Incorrect. Self-attention is a highly parallel algorithm that makes it a great candidate for being a memory-bound workload once you have enough compute.
Both datacenter grade CPUs and GPUs have enough compute to carry out the self-attention computation but it is only the latter that has enough hi-bandwidth memory to make the algorithm really perform. If this hadn't been the case, the theory behind flash-attention wouldn't materialize, and it does, and reason being that (main) memory is slow.
Transformers are deep feedforward networks that happen to also have attention. Causal LMs are super memory bound during inference due to kv caching as all of those linear layers need to be loaded onto the core to transform only a single token per step.
This obviously depends on the hardware and the shape of the LLM model itself but, generally speaking, it's quite the opposite.

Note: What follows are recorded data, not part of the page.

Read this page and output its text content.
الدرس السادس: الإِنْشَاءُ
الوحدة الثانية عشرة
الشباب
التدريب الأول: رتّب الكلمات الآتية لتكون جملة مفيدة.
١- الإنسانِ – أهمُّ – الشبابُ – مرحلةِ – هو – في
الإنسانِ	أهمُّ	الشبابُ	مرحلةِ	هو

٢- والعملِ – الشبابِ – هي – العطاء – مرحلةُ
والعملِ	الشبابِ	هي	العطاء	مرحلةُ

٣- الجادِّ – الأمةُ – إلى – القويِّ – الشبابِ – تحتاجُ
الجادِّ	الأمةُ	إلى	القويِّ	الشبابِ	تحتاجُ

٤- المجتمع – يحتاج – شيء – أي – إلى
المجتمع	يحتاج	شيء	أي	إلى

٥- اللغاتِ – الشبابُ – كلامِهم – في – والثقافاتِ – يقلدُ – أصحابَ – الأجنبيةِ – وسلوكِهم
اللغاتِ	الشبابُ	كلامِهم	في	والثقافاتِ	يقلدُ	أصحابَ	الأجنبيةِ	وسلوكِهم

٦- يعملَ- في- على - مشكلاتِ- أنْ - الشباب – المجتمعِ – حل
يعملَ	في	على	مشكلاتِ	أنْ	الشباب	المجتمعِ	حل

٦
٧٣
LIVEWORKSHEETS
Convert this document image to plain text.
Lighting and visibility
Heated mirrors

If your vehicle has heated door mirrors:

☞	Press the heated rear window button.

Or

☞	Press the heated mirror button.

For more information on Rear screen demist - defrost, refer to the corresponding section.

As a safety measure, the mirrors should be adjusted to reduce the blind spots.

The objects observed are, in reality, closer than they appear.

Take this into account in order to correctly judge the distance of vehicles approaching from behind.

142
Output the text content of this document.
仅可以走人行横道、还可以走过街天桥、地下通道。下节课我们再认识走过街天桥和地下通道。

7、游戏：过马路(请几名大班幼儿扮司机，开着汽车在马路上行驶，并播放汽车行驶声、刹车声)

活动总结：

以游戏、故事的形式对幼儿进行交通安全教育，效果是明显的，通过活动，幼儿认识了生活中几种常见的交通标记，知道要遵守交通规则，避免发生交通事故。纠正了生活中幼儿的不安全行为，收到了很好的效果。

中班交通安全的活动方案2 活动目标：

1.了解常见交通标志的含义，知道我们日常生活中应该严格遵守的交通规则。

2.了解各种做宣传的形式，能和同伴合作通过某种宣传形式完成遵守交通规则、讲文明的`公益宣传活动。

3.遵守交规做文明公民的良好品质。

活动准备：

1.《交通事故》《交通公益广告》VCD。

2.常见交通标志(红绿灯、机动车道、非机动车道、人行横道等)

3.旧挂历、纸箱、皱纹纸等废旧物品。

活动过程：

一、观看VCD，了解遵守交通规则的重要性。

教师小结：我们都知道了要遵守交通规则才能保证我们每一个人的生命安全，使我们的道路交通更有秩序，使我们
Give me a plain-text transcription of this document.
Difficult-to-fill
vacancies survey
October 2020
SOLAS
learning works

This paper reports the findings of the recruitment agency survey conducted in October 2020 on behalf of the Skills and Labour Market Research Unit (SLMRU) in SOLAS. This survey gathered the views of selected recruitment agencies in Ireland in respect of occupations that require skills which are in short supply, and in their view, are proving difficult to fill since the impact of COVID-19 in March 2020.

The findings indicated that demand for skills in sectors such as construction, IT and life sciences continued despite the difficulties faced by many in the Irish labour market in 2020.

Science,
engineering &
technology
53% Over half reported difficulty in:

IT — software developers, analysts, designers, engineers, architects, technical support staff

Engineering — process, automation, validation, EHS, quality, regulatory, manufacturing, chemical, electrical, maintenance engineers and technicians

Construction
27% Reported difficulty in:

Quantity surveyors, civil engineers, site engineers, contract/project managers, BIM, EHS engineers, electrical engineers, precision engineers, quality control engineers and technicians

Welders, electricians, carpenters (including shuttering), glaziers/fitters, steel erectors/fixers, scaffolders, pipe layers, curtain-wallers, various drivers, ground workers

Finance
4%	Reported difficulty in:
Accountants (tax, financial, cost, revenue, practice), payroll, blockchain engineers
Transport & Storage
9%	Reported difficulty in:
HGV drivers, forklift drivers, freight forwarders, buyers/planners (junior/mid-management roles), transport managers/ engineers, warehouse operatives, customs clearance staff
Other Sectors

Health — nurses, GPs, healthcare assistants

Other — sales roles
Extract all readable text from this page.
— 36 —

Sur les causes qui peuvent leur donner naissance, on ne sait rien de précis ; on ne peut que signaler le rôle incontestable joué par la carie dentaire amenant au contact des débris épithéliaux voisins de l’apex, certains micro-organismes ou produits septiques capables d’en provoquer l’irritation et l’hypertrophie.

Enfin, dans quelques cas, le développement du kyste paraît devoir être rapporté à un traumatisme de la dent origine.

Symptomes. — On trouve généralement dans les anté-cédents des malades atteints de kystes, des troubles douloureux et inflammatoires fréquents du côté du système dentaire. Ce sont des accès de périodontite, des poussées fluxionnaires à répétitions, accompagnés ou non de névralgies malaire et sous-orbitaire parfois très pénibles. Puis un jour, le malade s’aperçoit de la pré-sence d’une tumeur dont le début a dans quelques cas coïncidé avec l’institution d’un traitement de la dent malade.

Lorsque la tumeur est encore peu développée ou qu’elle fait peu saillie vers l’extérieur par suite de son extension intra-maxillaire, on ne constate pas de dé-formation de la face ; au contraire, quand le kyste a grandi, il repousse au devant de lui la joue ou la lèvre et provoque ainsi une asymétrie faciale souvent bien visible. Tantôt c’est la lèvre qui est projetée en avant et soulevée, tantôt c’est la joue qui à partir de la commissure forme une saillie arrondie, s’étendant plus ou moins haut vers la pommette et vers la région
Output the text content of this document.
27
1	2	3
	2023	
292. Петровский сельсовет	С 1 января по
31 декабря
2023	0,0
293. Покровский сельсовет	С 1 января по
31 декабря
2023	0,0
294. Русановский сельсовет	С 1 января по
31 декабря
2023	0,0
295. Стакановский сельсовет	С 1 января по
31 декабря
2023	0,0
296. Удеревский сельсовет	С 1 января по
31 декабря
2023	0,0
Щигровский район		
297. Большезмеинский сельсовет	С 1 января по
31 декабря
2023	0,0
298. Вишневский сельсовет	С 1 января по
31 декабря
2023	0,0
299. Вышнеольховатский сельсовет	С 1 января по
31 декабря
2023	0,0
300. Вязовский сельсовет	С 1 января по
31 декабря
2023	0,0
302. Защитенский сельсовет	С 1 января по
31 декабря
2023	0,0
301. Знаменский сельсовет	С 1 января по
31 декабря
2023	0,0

The idea of batching is to grow the compute bandwidth per single request, bigger batch sizes with much more compute will put more stress to the underlying (cache, RAM) memory subsystem, no?
For N self-attention layers, there will be N compute (tensor) units doing the computation in parallel. To retire the computation, each compute unit will need to LOAD/STORE from and to the chip memory. At batch size B, this only becomes a bigger scale, e.g. B * (N, LOAD/STORE).
If you have a batch of size 1, for every token you need to load the entire model from memory into cache as you go through it. If it is 32 you can produce 32 tokens while doing the same amount of loading from VRAM.
That's not how it works because if what you're saying had been true then the self-attention memory complexity would be O(1), e.g. regardless of the batch size. This obviously isn't the case since each batch computation necessitates it's own load/store memory bandwidth. I suggest reading one of the transformers papers to really understand how it works.